I could not find the proof of the following formula in the internet:
$$\frac{k\tan x}{\tan kx}=1+\frac{1}{2}\sum_{0<j<k} \frac{\tan x}{\tan (x+\frac{\pi j}{k})}+\frac{\tan x}{\tan (x-\frac{\pi j}{k})}$$
The source I found this formula is here: page 5, proof of (i)

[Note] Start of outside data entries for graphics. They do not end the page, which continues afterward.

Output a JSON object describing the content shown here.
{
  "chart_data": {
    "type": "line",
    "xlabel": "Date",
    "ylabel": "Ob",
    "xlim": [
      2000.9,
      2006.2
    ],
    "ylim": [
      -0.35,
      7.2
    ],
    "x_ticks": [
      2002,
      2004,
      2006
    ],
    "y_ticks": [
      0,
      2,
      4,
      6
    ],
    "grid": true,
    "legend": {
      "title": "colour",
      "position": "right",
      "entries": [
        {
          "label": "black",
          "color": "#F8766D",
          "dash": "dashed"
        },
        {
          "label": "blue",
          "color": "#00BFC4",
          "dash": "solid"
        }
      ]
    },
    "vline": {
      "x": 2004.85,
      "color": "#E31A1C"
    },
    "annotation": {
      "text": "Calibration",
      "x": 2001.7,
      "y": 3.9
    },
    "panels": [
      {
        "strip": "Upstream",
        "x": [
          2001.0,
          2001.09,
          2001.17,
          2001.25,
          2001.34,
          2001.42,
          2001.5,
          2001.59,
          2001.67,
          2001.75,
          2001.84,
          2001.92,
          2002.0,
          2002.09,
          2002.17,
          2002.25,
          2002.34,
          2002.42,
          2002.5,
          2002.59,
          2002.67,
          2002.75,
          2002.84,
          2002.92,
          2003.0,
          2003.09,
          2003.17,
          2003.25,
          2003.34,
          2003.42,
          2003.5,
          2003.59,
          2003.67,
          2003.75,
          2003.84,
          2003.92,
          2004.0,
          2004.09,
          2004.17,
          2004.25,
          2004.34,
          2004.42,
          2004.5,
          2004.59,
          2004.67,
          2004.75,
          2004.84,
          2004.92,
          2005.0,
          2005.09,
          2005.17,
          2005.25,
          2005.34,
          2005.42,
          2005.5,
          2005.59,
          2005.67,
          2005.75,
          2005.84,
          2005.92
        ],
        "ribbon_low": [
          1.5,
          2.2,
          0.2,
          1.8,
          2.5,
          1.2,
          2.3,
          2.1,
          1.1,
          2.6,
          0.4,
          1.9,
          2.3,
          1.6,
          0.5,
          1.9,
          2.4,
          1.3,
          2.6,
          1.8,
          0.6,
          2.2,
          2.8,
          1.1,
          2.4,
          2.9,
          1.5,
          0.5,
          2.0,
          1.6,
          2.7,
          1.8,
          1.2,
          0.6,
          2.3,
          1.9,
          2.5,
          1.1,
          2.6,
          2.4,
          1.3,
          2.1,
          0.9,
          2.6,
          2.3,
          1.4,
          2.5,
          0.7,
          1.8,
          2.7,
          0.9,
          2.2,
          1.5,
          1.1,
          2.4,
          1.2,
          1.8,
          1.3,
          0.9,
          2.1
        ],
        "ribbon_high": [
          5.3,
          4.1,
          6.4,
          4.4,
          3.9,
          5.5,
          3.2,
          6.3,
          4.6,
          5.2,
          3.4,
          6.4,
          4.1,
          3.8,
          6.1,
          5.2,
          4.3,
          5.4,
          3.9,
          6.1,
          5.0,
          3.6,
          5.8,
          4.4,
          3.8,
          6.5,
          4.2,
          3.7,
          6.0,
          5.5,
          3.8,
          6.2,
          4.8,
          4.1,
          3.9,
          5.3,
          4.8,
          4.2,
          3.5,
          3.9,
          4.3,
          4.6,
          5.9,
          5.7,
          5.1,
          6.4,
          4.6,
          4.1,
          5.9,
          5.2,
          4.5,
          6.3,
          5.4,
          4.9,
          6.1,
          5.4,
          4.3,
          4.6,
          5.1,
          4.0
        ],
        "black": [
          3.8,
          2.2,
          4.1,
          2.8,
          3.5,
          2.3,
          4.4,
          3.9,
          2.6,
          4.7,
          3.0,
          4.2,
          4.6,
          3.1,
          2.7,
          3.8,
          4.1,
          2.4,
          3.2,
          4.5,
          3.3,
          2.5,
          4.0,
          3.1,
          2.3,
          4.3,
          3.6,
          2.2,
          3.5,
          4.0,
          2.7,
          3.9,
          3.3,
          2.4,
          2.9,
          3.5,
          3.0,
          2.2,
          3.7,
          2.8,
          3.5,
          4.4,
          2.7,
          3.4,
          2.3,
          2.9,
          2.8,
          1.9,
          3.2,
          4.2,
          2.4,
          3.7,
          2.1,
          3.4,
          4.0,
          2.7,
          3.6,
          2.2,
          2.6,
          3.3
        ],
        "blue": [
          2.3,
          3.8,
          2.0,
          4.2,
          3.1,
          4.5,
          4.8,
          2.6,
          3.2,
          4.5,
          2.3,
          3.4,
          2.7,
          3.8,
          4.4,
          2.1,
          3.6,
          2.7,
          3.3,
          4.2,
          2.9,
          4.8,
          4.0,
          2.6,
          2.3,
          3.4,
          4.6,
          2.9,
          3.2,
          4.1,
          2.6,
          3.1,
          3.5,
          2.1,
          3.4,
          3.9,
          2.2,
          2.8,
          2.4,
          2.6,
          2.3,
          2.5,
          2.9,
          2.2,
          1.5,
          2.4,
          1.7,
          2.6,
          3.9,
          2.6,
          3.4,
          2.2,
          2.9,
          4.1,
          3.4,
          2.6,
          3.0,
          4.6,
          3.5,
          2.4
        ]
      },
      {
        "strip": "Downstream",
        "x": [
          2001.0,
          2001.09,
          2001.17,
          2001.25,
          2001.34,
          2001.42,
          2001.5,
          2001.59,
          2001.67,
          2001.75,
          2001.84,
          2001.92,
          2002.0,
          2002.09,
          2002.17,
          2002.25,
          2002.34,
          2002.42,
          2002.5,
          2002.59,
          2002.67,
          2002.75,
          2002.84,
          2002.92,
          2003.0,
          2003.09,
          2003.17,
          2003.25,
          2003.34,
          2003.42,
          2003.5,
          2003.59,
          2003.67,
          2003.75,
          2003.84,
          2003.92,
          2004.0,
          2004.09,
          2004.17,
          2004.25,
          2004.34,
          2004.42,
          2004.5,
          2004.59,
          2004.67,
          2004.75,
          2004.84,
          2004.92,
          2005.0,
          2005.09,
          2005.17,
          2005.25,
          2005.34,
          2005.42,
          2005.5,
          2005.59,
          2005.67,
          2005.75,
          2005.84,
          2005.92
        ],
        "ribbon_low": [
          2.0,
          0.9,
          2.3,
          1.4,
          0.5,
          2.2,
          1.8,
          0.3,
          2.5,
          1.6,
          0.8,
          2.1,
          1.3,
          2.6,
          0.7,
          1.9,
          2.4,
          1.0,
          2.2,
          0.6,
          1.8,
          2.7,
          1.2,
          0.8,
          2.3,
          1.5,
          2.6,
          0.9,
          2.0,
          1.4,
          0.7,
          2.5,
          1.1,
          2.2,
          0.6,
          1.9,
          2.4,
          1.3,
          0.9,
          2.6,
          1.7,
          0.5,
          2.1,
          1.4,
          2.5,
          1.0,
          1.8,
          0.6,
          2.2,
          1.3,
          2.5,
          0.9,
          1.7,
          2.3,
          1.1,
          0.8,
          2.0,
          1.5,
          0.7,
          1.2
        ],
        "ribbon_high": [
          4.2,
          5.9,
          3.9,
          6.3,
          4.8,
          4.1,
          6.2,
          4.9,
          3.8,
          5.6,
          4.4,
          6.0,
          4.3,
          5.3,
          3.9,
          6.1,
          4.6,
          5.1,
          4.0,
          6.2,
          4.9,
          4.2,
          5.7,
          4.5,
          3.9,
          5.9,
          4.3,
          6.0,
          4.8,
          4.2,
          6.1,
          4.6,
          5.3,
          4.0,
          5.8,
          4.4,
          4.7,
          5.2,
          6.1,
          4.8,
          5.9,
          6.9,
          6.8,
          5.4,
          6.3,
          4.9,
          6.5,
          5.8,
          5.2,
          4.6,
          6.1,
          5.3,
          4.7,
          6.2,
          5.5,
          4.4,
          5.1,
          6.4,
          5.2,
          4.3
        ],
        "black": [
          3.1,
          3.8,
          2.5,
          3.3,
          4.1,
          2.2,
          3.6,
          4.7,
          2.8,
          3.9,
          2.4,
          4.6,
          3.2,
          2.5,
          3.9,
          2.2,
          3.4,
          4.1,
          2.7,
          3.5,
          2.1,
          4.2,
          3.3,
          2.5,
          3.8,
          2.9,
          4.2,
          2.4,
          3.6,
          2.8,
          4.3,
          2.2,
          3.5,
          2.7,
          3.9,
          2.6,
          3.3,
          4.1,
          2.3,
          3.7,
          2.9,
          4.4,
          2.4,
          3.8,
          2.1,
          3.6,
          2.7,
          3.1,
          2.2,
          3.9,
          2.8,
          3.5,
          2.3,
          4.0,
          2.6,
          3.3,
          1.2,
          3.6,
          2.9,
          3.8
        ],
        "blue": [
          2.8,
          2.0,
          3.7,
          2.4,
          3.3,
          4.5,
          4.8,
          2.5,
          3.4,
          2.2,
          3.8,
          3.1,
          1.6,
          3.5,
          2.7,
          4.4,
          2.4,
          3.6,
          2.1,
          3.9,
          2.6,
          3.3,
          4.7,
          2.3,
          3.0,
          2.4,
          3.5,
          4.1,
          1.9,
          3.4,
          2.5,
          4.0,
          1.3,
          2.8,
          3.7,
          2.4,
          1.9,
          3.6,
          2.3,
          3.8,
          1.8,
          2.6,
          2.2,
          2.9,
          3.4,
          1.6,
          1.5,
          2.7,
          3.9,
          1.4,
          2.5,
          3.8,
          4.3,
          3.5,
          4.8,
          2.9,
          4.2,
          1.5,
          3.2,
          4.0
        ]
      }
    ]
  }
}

Claim: $$\tan(\theta)+\tan \left(\theta+ \frac{\pi}{n} \right) + \tan\left(\theta + \frac{2\pi}{n}\right) + \dots + \tan \left (\theta + \frac{(n-1)\pi}{n} \right) = -n\cot \left(\frac{n\pi}{2} + n\theta \right)$$
Proof: Sum of tangent functions where arguments are in specific arithmetic series
$$\sum_{0<j<k} {\tan (x+\frac{\pi j}{k})}=-\tan x-k\cot(\frac{k\pi}{2}+kx)$$
$$\sum_{0<j<k} {\tan (x-\frac{\pi j}{k})}=-\sum_{0<j<k} {\tan (-x+\frac{\pi j}{k})}=-\tan x-k\cot(kx-\frac{k\pi}{2})$$
Now remember that $\cot(kx + \frac{k\pi}{2}) = \tan kx $ or -$\tan kx$ depending on wether $k$ is odd or even. So make 2 cases and solve.